WEDNESDAY, Dec. 7, 2022 (HealthDay News) – Patients with hormone receptor (HR)-positive, HER2-negative advanced breast cancer treated with ribociclib plus endocrine therapy (ET) had fewer adverse events and significantly longer progression-free survival than those treated with combination chemotherapy, according to a study presented at the San Antonio Breast Cancer Symposium, held from Dec. 6 to 10.
Yen-Shen Lu, M.D., Ph.D., from National Taiwan University College of Medicine in Taipei, and colleagues compared the progression-free survival, time to treatment failure, and overall response rate of patients with aggressive breast cancer treated with ribociclib plus ET to those treated with combination chemotherapy, as part of the phase II RIGHT Choice trial.
“For HR-positive, HER2-negative advanced breast cancer patients with high tumor burden or aggressive disease features, many physicians prefer to use chemotherapy or even combination chemotherapy for a higher chance of tumor control rate,” Lu told Elsevier’s PracticeUpdate. “This study provides evidence that first-line ribociclib plus ET could be a better choice.”

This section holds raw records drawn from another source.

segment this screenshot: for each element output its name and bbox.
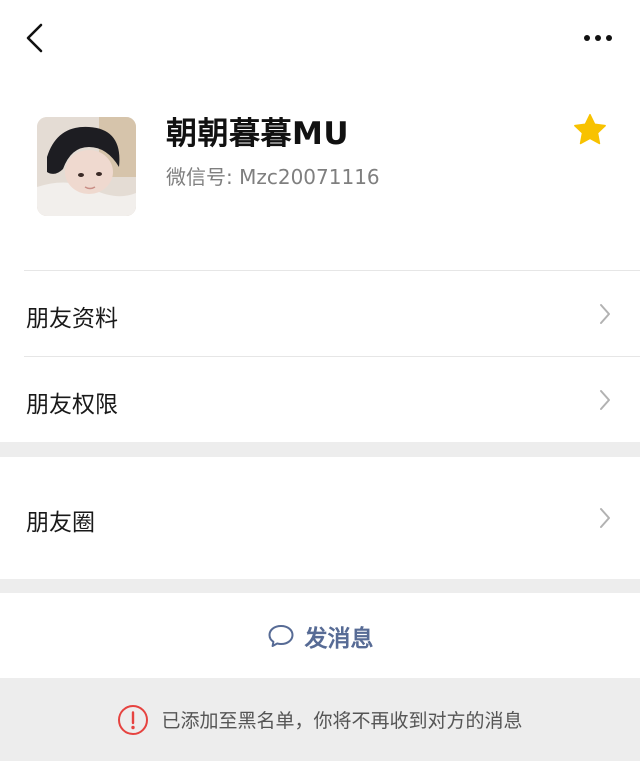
send-message-label: 发消息: [304, 625, 374, 652]
profile-header: 朝朝暮暮MU 微信号: Mzc20071116: [0, 78, 640, 270]
blacklist-notice: 已添加至黑名单，你将不再收到对方的消息: [0, 678, 640, 761]
top-nav: [0, 0, 640, 78]
alert-circle-icon: [118, 704, 149, 735]
avatar[interactable]: [37, 117, 136, 216]
notice-text: 已添加至黑名单，你将不再收到对方的消息: [161, 710, 523, 732]
menu-item-label: 朋友权限: [26, 392, 118, 418]
nickname: 朝朝暮暮MU: [166, 116, 350, 152]
menu-item-friend-info[interactable]: 朋友资料: [0, 271, 640, 356]
chevron-right-icon: [600, 508, 610, 528]
more-dots-icon: [584, 35, 612, 41]
avatar-image: [37, 117, 136, 216]
wechat-id: 微信号: Mzc20071116: [166, 165, 380, 189]
more-button[interactable]: [578, 24, 618, 52]
chevron-right-icon: [600, 304, 610, 324]
menu-item-label: 朋友资料: [26, 306, 118, 332]
back-button[interactable]: [18, 20, 52, 56]
chevron-right-icon: [600, 390, 610, 410]
star-button[interactable]: [572, 112, 608, 148]
send-message-button[interactable]: 发消息: [0, 593, 640, 678]
menu-item-label: 朋友圈: [26, 510, 95, 536]
chat-bubble-icon: [268, 624, 293, 647]
chevron-left-icon: [26, 23, 43, 53]
menu-item-friend-permissions[interactable]: 朋友权限: [0, 357, 640, 442]
menu-item-moments[interactable]: 朋友圈: [0, 457, 640, 579]
star-icon: [574, 113, 606, 145]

For the trial, 222 premenopausal or perimenopausal patients with HR-positive, HER2-negative, aggressive breast cancer (visceral crisis, 52.3 percent) with no prior systemic therapy were recruited; 112 patients were randomly assigned to ribociclib (600 mg daily, three weeks on/one week off) plus an aromatase inhibitor – letrozole or anastrozole – and goserelin and 110 patients were assigned to a physicians’ choice combination chemotherapy regimen (docetaxel plus capecitabine, paclitaxel plus gemcitabine, or capecitabine plus vinorelbine). To balance the groups, randomization was further stratified by liver metastasis and whether the disease-free interval (duration from date of complete tumor resection for primary breast cancer lesion to the date of documented disease recurrence) was less than two years.
The researchers found that during a median follow-up of 24.1 months, 45.5 percent of patients remained on treatment in the ribociclib + ET group versus 23.6 percent in the chemotherapy group. Progression-free survival, the primary endpoint, was significantly longer in the ribociclib-plus-ET group (24.0 versus 12.3 months with chemotherapy; hazard ratio [HR], 0.54; P = 0.0007). The median time to treatment failure was also longer for ribociclib plus ET (18.6 versus 8.5 months, respectively; HR, 0.45). Overall survival data were not yet available at data cutoff. The overall response rate was similar for the groups (65.2 versus 60.0 percent).
“A biomarker study is ongoing, to see whether we can pick up which specific population may still need chemotherapy as front-line treatment in critical situations,” Lu told Elsevier’s PracticeUpdate. “Also, we excluded patients with estrogen receptor less than 10 percent and patients with bilirubin higher than 1.5-fold of the upper limit of normal. We need to know if the current conclusion could apply for these populations in future study.”
No new safety signals were seen with ribociclib. Further, ribociclib plus ET was associated with lower rates of treatment-related serious adverse events (AEs) compared with chemotherapy (1.8 versus 8.0 percent) and lower rates of discontinuation due to treatment-related AEs (7.1 versus 23.0 percent).
Lu disclosed financial ties to the pharmaceutical industry, including Novartis, which funded the study.